Fitch Views Rogers Transactions as Neutral to Ratings
The series of transactions include Rogers completing the previously announced spectrum acquisition of AWS-1 spectrum from Shaw Communications Inc., the acquisition of 100% ownership in Mobilicity and a spectrum swap with WIND Mobile. Rogers' net investment for the transactions is approximately CAD365 million including a CAD175 million benefit from tax losses.
Rogers' Negative Rating Outlook is reflective of the increase in near-term financial risk associated with Rogers' CAD3.3 billion 700 MHz spectrum. The cash requirements were substantially above expectations, although Fitch acknowledges the strategic importance and lumpiness that is related to this critical investment as the company's wireless competitive position would be materially diminished without it.

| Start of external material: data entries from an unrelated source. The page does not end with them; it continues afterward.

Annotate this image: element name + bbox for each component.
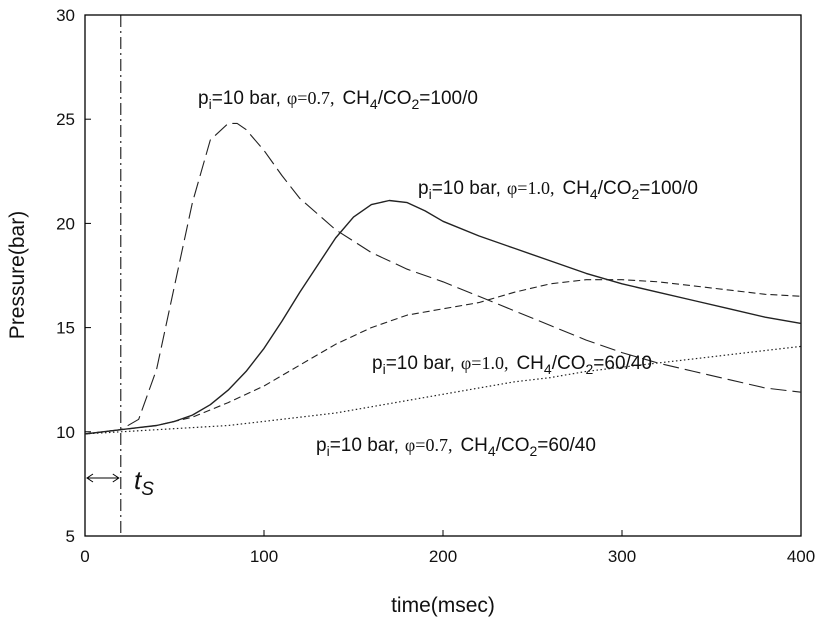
series-line-4 bbox=[84, 345, 802, 435]
annotation-series-2: pi=10 bar, φ=1.0, CH4/CO2=100/0 bbox=[418, 178, 698, 202]
y-tick-label: 30 bbox=[56, 6, 75, 25]
annotation-series-4: pi=10 bar, φ=0.7, CH4/CO2=60/40 bbox=[316, 435, 596, 459]
y-axis-title: Pressure(bar) bbox=[6, 211, 29, 339]
y-tick-label: 5 bbox=[66, 527, 75, 546]
x-tick-label: 100 bbox=[250, 547, 278, 566]
x-tick-label: 400 bbox=[787, 547, 815, 566]
y-tick-label: 20 bbox=[56, 214, 75, 233]
series-line-2 bbox=[84, 199, 802, 435]
x-tick-label: 300 bbox=[608, 547, 636, 566]
y-tick-label: 10 bbox=[56, 423, 75, 442]
x-tick-label: 0 bbox=[80, 547, 89, 566]
annotation-series-1: pi=10 bar, φ=0.7, CH4/CO2=100/0 bbox=[198, 88, 478, 112]
series-line-1 bbox=[84, 122, 802, 435]
y-tick-label: 15 bbox=[56, 319, 75, 338]
annotation-series-3: pi=10 bar, φ=1.0, CH4/CO2=60/40 bbox=[372, 353, 652, 377]
series-layer bbox=[84, 122, 802, 435]
y-axis: 5 10 15 20 25 30 bbox=[56, 6, 91, 546]
spark-time-arrow bbox=[86, 473, 120, 483]
y-tick-label: 25 bbox=[56, 110, 75, 129]
x-tick-label: 200 bbox=[429, 547, 457, 566]
x-axis-title: time(msec) bbox=[391, 594, 495, 617]
spark-time-label: tS bbox=[134, 465, 154, 500]
x-axis: 0 100 200 300 400 bbox=[80, 530, 815, 566]
series-line-3 bbox=[84, 279, 802, 435]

Given the elevated leverage, Rogers has limited ratings flexibility for operating shortfalls, material unexpected cash requirements from other initiatives or any additional leveraging events. Thus, Rogers must reduce leverage to improve its financial risk profile.
Fitch believes Rogers maintains some flexibility to minimize the cash impacts from these transactions. Rogers could monetize non-core assets that would provide additional cash sources including Rogers CAD1 plus billion stake in Cogeco Cable. However, Fitch does not include an asset sale of Cogeco Cable in our analysis as a potential sale is highly speculative and uncertain.
The transaction incrementally improves Rogers spectrum position in British Columbia, Alberta and Southern Ontario by increasing the amount of contiguous spectrum available for LTE deployment. The spectrum acquisitions allow Rogers to improve the speed and network capacity in these areas with minimal capital spending. Transaction, which requires Competition Bureau approval, has already been approved by the Court.